J’ai plein d’idées, d’envies, de projets. (Par contre j’appréhende la reprise du travail).
J’ai bien ancrée, fourmillante, cette envie de me lancer dans la publication de poésie. Je réalise que ce que j’écris, pas seulement ici, mais sur mon portable, un carnet, dans ma tête, s’apparente à une forme de poésie, émancipée des normes classiques, ancestrales et rigides. Ces normes, instituées par un académisme patriarcal, entravant la créativité. Rupi Kaur, la poétesse qui monte en ce moment, s’est affranchie de ces constantes. Je lis actuellement son recueil Lait et Miel. Je ne sais pas si j’aime. (C’est une traduction, ça dénature forcément la poésie.) Mais c’est novateur. Dans la forme, c’est surprenant. Il y a ce texte qui m’a touché cependant, dans la première partie de son recueil intitulée Souffrir:

"tu me rentres dedans avec deux doigts et c’est un choc. c’est du caoutchouc qui frotte contre une plaie ouverte. je n’aime pas. tu pousses de plus en plus vite. mais je ne sens rien. tu cherches à déceler une réaction sur mon visage alors je commence à simuler ces femmes nues dans les vidéos que tu regardes quand tu penses que personne ne te voit. j’imite leurs gémissements. faux et affamés. tu me demandes si c’est bon et je réponds oui aussitôt comme dans un souffle préenregistré. je fais semblant. tu ne le remarques pas."

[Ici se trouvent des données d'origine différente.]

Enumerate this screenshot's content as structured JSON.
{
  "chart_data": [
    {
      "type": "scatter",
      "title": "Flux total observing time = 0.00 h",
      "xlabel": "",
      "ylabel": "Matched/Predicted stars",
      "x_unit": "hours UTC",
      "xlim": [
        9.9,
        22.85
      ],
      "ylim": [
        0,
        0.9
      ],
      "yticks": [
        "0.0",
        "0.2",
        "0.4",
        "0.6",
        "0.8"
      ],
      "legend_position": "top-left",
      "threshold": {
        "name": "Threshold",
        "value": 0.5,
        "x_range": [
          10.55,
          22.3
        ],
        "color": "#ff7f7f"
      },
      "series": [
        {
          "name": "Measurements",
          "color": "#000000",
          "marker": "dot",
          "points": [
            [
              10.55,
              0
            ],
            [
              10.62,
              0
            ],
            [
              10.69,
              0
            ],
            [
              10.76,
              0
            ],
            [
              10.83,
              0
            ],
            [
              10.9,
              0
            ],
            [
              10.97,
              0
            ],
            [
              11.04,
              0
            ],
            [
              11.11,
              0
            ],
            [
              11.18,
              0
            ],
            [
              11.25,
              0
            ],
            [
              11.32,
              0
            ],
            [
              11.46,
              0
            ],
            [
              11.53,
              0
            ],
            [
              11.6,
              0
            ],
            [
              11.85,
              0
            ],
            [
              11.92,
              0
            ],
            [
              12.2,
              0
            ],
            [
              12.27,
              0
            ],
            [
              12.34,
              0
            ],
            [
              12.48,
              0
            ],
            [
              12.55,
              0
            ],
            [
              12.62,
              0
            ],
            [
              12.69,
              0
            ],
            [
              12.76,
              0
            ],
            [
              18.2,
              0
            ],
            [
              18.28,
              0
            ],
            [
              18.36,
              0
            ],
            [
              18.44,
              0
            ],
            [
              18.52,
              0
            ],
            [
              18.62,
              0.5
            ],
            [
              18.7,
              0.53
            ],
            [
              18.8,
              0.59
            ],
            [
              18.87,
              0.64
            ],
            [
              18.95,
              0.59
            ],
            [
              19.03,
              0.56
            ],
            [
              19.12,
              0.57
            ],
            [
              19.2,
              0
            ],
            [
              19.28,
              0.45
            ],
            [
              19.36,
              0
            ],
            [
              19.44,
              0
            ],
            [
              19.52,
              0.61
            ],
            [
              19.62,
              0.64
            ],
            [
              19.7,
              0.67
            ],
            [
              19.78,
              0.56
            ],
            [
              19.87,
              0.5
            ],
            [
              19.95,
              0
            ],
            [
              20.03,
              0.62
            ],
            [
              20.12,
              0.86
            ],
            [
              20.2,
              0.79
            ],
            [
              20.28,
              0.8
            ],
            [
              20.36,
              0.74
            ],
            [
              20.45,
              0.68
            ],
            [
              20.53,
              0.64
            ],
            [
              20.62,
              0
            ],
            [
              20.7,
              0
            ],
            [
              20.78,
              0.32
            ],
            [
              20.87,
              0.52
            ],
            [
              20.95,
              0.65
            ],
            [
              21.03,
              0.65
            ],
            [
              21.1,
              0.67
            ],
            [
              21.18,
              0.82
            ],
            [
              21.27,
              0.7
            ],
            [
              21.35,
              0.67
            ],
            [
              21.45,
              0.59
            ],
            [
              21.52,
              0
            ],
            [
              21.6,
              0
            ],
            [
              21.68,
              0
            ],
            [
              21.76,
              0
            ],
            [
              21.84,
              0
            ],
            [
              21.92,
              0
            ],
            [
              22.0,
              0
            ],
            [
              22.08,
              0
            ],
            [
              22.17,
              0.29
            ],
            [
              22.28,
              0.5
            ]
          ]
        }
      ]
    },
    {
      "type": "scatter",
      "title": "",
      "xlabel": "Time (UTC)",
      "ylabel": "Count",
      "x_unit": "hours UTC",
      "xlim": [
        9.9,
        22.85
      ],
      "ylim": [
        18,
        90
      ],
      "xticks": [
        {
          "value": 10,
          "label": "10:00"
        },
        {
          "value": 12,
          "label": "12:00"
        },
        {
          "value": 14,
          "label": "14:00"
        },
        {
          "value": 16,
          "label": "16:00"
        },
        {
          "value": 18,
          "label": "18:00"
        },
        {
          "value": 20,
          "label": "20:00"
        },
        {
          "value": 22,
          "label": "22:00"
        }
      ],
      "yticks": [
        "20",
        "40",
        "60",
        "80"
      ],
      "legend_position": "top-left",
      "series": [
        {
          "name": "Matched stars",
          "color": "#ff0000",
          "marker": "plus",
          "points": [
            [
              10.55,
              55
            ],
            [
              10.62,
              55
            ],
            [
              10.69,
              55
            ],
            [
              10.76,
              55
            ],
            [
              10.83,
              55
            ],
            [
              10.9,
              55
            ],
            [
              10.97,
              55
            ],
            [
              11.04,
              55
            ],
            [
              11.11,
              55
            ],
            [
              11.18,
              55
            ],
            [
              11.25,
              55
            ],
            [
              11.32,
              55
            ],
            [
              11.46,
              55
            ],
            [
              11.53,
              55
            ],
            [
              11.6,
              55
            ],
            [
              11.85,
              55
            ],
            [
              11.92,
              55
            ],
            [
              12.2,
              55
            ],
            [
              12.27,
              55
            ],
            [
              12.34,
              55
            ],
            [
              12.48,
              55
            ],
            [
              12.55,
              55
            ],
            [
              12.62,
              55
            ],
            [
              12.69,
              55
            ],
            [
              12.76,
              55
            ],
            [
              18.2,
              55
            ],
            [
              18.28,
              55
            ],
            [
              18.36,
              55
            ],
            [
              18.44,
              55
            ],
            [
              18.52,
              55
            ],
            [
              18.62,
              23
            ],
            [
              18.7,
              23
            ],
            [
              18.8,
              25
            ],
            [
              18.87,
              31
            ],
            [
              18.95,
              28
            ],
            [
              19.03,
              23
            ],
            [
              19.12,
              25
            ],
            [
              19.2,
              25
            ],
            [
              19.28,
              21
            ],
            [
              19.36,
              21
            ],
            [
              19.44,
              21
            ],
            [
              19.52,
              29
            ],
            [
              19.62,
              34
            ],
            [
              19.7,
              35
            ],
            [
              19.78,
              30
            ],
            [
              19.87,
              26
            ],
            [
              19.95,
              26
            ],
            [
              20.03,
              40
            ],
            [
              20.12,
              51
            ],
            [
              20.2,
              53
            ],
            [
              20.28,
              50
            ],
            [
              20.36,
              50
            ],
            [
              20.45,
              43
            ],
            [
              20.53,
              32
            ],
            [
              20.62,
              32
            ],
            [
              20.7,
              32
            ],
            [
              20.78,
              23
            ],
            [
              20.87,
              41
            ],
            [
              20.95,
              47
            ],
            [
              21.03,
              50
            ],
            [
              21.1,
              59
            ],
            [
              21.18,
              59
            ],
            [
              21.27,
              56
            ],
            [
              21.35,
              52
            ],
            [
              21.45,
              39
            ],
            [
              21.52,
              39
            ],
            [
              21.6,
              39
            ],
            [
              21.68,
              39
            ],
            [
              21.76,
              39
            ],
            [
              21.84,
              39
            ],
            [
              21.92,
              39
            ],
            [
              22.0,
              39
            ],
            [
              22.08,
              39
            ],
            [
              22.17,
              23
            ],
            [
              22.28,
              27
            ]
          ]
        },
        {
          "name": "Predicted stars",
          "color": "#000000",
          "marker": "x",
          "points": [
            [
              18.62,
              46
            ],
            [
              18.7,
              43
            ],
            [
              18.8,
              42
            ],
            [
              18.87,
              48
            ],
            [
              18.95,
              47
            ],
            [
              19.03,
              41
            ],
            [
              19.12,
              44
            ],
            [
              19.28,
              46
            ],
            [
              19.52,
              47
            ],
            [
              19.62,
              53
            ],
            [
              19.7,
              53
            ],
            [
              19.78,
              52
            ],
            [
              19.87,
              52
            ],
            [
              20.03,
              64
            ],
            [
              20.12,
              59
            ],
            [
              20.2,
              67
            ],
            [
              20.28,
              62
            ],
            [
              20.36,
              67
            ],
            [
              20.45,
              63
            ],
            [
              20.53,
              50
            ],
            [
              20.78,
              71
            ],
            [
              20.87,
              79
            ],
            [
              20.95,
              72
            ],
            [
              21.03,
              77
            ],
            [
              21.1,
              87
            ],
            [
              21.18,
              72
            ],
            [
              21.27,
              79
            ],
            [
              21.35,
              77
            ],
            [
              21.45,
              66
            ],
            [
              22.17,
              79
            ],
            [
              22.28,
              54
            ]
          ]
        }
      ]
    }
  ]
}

La tristesse et la violence de ce texte. (Tout le contraire de l’amour avec A.)
Cette injonction à ne pas s’écouter, à satisfaire l’égo de l’homme, à ne plus exister pour que lui se sente puissant. Ce viol permanent, consenti pour se sentir normale et/ou être tranquille.
Je l’ai expérimenté aussi, bien sur, dans des draps oubliés. Cette simulation du plaisir quand on ne ressent rien, et qu’on s’interroge; qu’est ce qui cloche chez moi ?
A mon âge, j’ai cette certitude que ça ne m’arrivera plus. Même si, comme beaucoup de gens, j’ai été violée.
Rupi Kaur. Tout ça pour dire que je suis viscéralement habitée par la poésie. Et que je pense à un recueil de tous mes textes sur mes origines, que j’intitulerai Héritage. C’est à ça, exactement à ça, que je pensais samedi matin dans le métro pour rejoindre ma soeur. Je pensais à Héritage. Soudain, un homme (qui s’avéra être une femme) monte dans le métro un livre à la main. Je regarde le titre. Héritage. (Oui, Héritage, de Miguel Bonnefoy). Saisie de joie, je l’ai pris pour un signe.

Finalement je n’ai pas écris sur mon séjour à la campagne. Je le ferai plus tard. J’ai faim.